До моего возвращения из театра дома трезвонил телефон.

Звонил Симонов: что на собрании? как решилось мое дело? не вернулся ли я? Волновался и Алексей Дмитриевич — и моей судьбой, и тем, как поведет себя его сын. Тревога нагнеталась; может быть, с той поры навсегда трудны стали для Вали телефонные звонки, вторжения чужих голосов, страстей и бед.

Заждалась мужа Нина Майорова; звонила бестактно: не пришел ли Александр Михайлович? — неужели все еще длится собрание? Да, видимо, идет, отвечала Валя, я места себе не нахожу… «Мне бы ваши заботы!» — откликнулась горькая ревнивица Нина.

Я еще досказывал Вале и матери о собрании, когда в который-то раз позвонил Алексей Дмитриевич и, услышав мой голос, объявил:

— Посылаю за тобой машину. Ничего не спрашиваю: жду.

Меня поразило подчеркнутое «ты» — братское, счастливое в этих обстоятельствах «ты» — и решительность тона: быть может, у него есть какие-то планы. Алексей Попов — человек чистой, доброй души, но в жесткой, случалось, и суровой оболочке, немногословный, правдивый, умевший взглядом, а то и рукопожатием сказать больше иного словоохотливого, а главное — прямее, честнее.

Я не знал, живут ли молодые Поповы с родителями на улице Щукина, стеснялся — если живут — неизбежной встречи с Андреем, только что сдавшим экзамен на партийную зрелость и дисциплинированность.

Алексей Дмитриевич увел меня к себе в кабинет, отделенный от прихожей дверью с непрозрачным, узорчатым стеклом в верхней половине.

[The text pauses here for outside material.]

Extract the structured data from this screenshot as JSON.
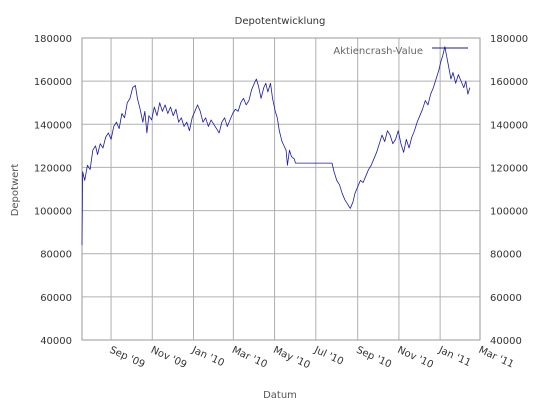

Он ничего не знал. Не хотел звонить генералу Паше́ в театр, и Андрей не позвонил. Квартира Попова как-то притихла, будто беда стряслась здесь, а не на улице Дурова; у меня дома — дети, мама, которая не станет волноваться, уже потому хотя бы, что в любом случае мир не прав, но всегда прав ее сын; там любящее, уже провидящее многое, колотящееся в недобром предчувствии сердце Вали. Здесь мечущийся по кабинету Алексей Дмитриевич.

— Исключили? Исключили! Как они могут, за что?! Кто выступил?

Но я не успел рассказать.

— Молчи! Ничего не говори, все знаю, все представляю себе… Вот как, оказывается, дело ведется; а я ведь собрался подать заявление в партию. Со мной давно говорили, недавно Шатилов меня убедил, только я не успел написать. Знаешь, что я был когда-то в партии?

Я никогда не слыхал об этом. Оказывается, он вступил в партию большевиков в год революции сознательно и убежденно, а в 1919 году случилось так, что он отказался от какого-то казенного назначения, от должности, решив посвятить себя театру. Уехал в Ярославль и был исключен за «интеллигентщину» и «отрыв от парторганизации».

— Прошло тридцать лет, я не возвращался, а совсем недавно — решился. Теперь — ни за что!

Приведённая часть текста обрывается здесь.